Later, during the Bretton Woods monetary system that lasted from 1944 to 1971, each ounce of gold could be exchanged for $35. That was broken again in August 1971. This led to a rapid rise in the price of gold that decade as currency was created to help relieve the pressure related to a burgeoning number of debt claims.

This is different from pure fiat monetary systems where the basic adjustment of interest rates is typically used as the means by which money and credit creation are expanded and contracted without such constraints (i.e., backed by tangible reserves).

Governments prefer fiat systems because it affords them the power to print money, create credit, and redistribute wealth by altering the value of money.

Inevitably, fiat systems lead to highly indebted societies and commodity-based systems are enacted when the value of the money has been severely depreciated after the government “prints” a lot of it to relieve the associated debt burdens.

When a country undergoes hyperinflation that renders its currency worthless, its next step is to establish reserves of a commodity that has value and use that as a hard backing.

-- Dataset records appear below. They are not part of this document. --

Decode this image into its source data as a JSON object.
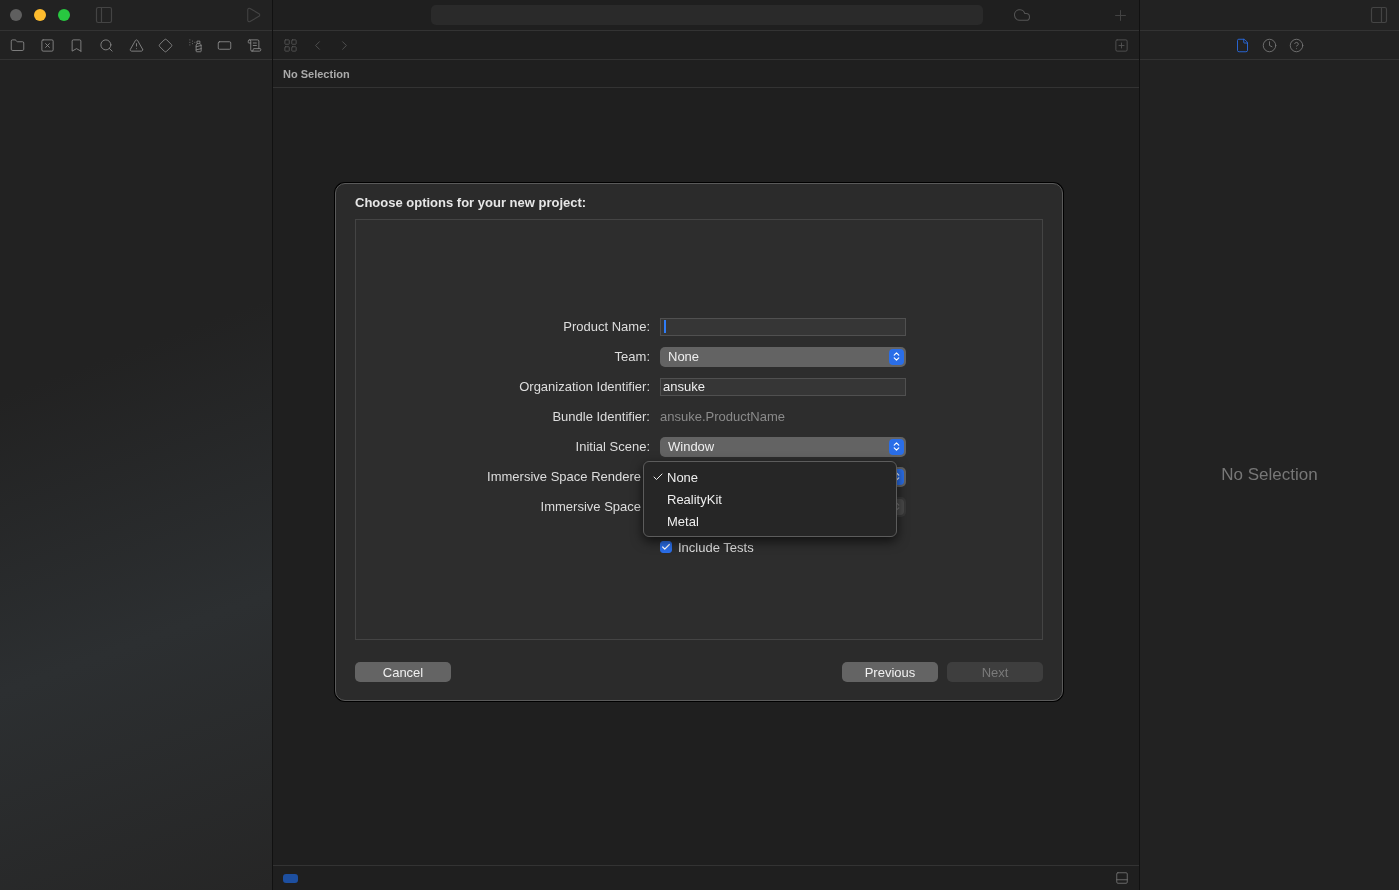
{
  "editor": {
    "breadcrumb": "No Selection"
  },
  "inspector": {
    "placeholder": "No Selection"
  },
  "dialog": {
    "title": "Choose options for your new project:",
    "fields": [
      {
        "kind": "text",
        "label": "Product Name:",
        "focused": true
      },
      {
        "kind": "popup",
        "label": "Team:",
        "value": "None",
        "disabled": false
      },
      {
        "kind": "text",
        "label": "Organization Identifier:",
        "value": "ansuke",
        "focused": false
      },
      {
        "kind": "static",
        "label": "Bundle Identifier:",
        "value": "ansuke.ProductName"
      },
      {
        "kind": "popup",
        "label": "Initial Scene:",
        "value": "Window",
        "disabled": false
      },
      {
        "kind": "popup",
        "label": "Immersive Space Rendere",
        "disabled": false,
        "covered": true
      },
      {
        "kind": "popup",
        "label": "Immersive Space",
        "disabled": true,
        "covered": true
      },
      {
        "kind": "checkbox",
        "label": "Include Tests",
        "checked": true
      }
    ],
    "menu": [
      {
        "label": "None",
        "selected": true
      },
      {
        "label": "RealityKit",
        "selected": false
      },
      {
        "label": "Metal",
        "selected": false
      }
    ],
    "buttons": [
      {
        "label": "Cancel",
        "disabled": false
      },
      {
        "label": "Previous",
        "disabled": false
      },
      {
        "label": "Next",
        "disabled": true
      }
    ]
  }
}
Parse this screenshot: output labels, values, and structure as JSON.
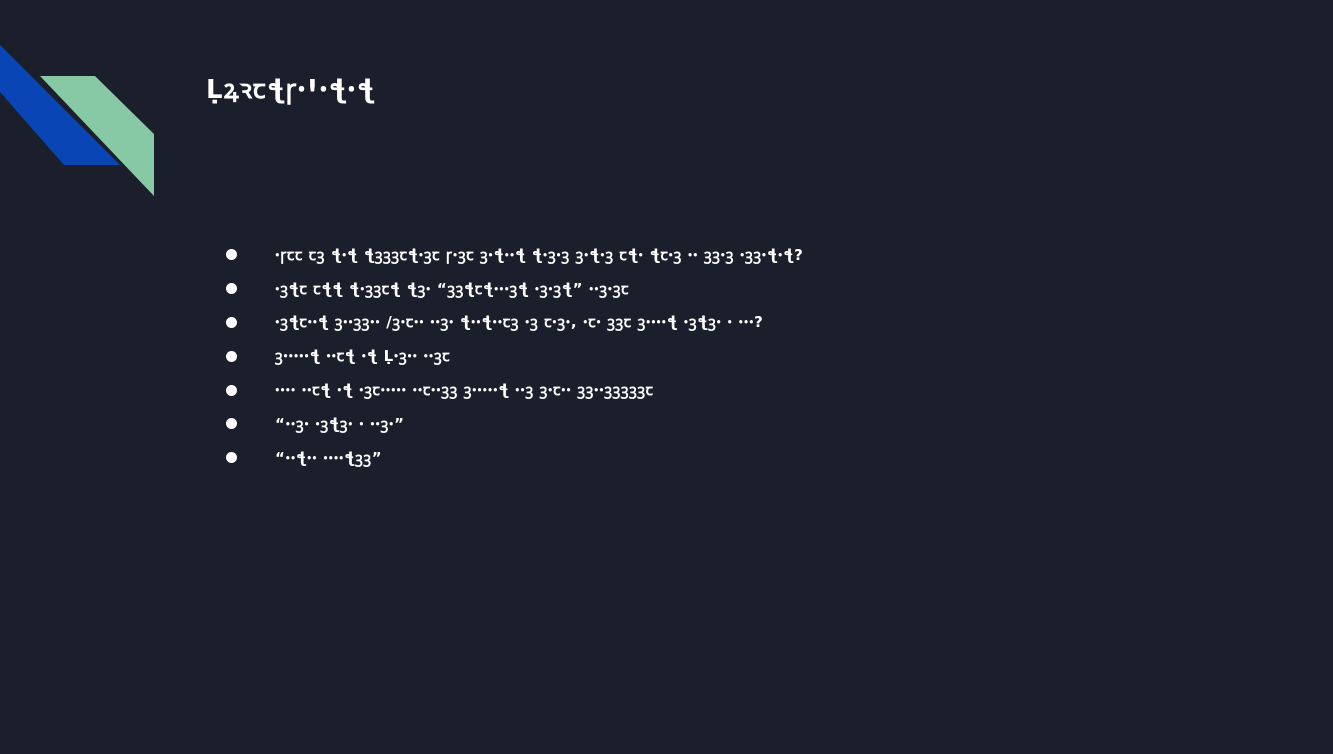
{
  "slide": {
    "title": "ḶꝝꝛꞇꞎꞅꞏꞋꞏꞎꞏꞎ",
    "colors": {
      "background": "#1b1f2b",
      "stripe_blue": "#0a45b5",
      "stripe_green": "#86c9a4",
      "text": "#ffffff"
    },
    "bullets": [
      {
        "text": "ꞏꞅꞇꞇ ꞇꝫ ꞎꞏꞎ ꞎꝫꝫꝫꞇꞎꞏꝫꞇ ꞅꞏꝫꞇ ꝫꞏꞎꞏꞏꞎ ꞎꞏꝫꞏꝫ ꝫꞏꞎꞏꝫ ꞇꞎꞏ ꞎꞇꞏꝫ ꞏꞏ ꝫꝫꞏꝫ ꞏꝫꝫꞏꞎꞏꞎ?"
      },
      {
        "text": "ꞏꝫꞎꞇ ꞇꞎꞎ ꞎꞏꝫꝫꞇꞎ ꞎꝫꞏ “ꝫꝫꞎꞇꞎꞏꞏꞏꝫꞎ ꞏꝫꞏꝫꞎ” ꞏꞏꝫꞏꝫꞇ"
      },
      {
        "text": "ꞏꝫꞎꞇꞏꞏꞎ ꝫꞏꞏꝫꝫꞏꞏ /ꝫꞏꞇꞏꞏ ꞏꞏꝫꞏ ꞎꞏꞏꞎꞏꞏꞇꝫ ꞏꝫ ꞇꞏꝫꞏ, ꞏꞇꞏ ꝫꝫꞇ ꝫꞏꞏꞏꞏꞎ ꞏꝫꞎꝫꞏ ꞏ ꞏꞏꞏ?"
      },
      {
        "text": "ꝫꞏꞏꞏꞏꞏꞎ ꞏꞏꞇꞎ ꞏꞎ Ḷꞏꝫꞏꞏ ꞏꞏꝫꞇ"
      },
      {
        "text": "ꞏꞏꞏꞏ ꞏꞏꞇꞎ ꞏꞎ ꞏꝫꞇꞏꞏꞏꞏꞏ ꞏꞏꞇꞏꞏꝫꝫ ꝫꞏꞏꞏꞏꞏꞎ ꞏꞏꝫ ꝫꞏꞇꞏꞏ ꝫꝫꞏꞏꝫꝫꝫꝫꝫꞇ"
      },
      {
        "text": "“ꞏꞏꝫꞏ ꞏꝫꞎꝫꞏ ꞏ ꞏꞏꝫꞏ”"
      },
      {
        "text": "“ꞏꞏꞎꞏꞏ ꞏꞏꞏꞏꞎꝫꝫ”"
      }
    ]
  }
}
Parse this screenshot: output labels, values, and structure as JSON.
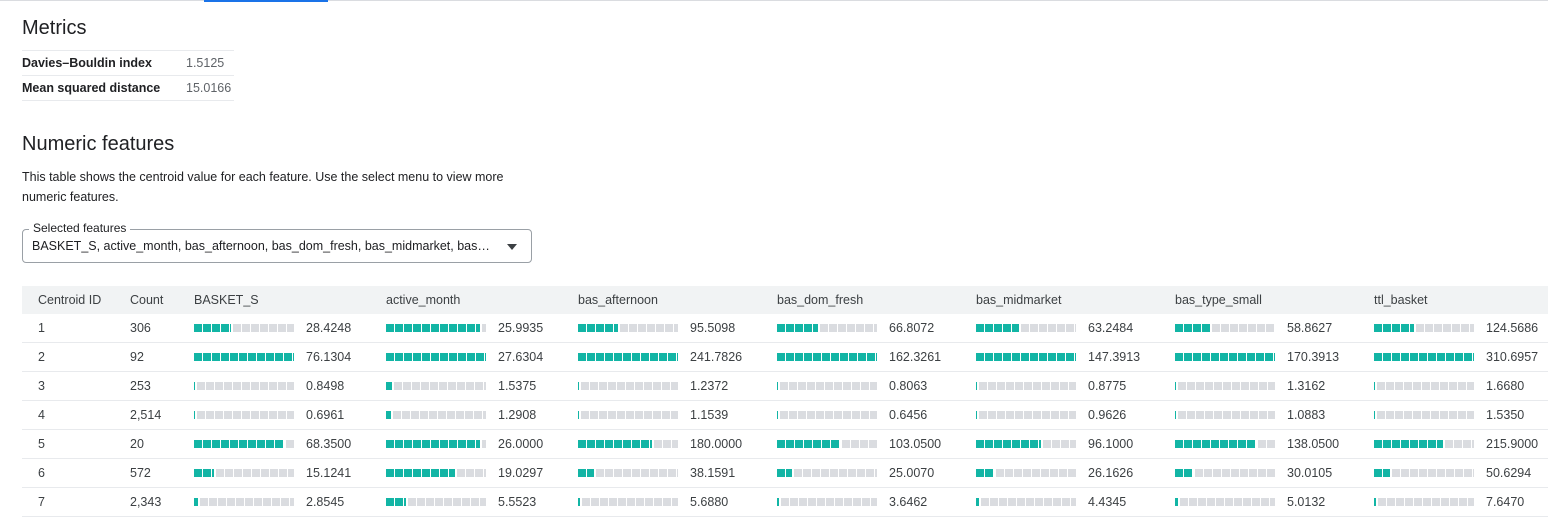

The government then removes the old currency from circulation that has lost its value and institutes the new one backed by the commodity.

Commodity-based systems are abandoned when the constraints to money and credit creation become too onerous. As a result, we continually oscillate between the two systems historically.

Naturally, the monetary cycle is another economic and market cycle. It is less well-known relative to the business cycle because major turning points occur rarely.

The last monetary regime change in the US was in 1971. As mentioned, claims on gold had become too large relative to the gold supply, so the linkage was inevitably broken.

Central banks do a good enough job in altering interest rates and controlling credit growth to the point where currency systems tend to work well for decades and these inflection points are reached infrequently.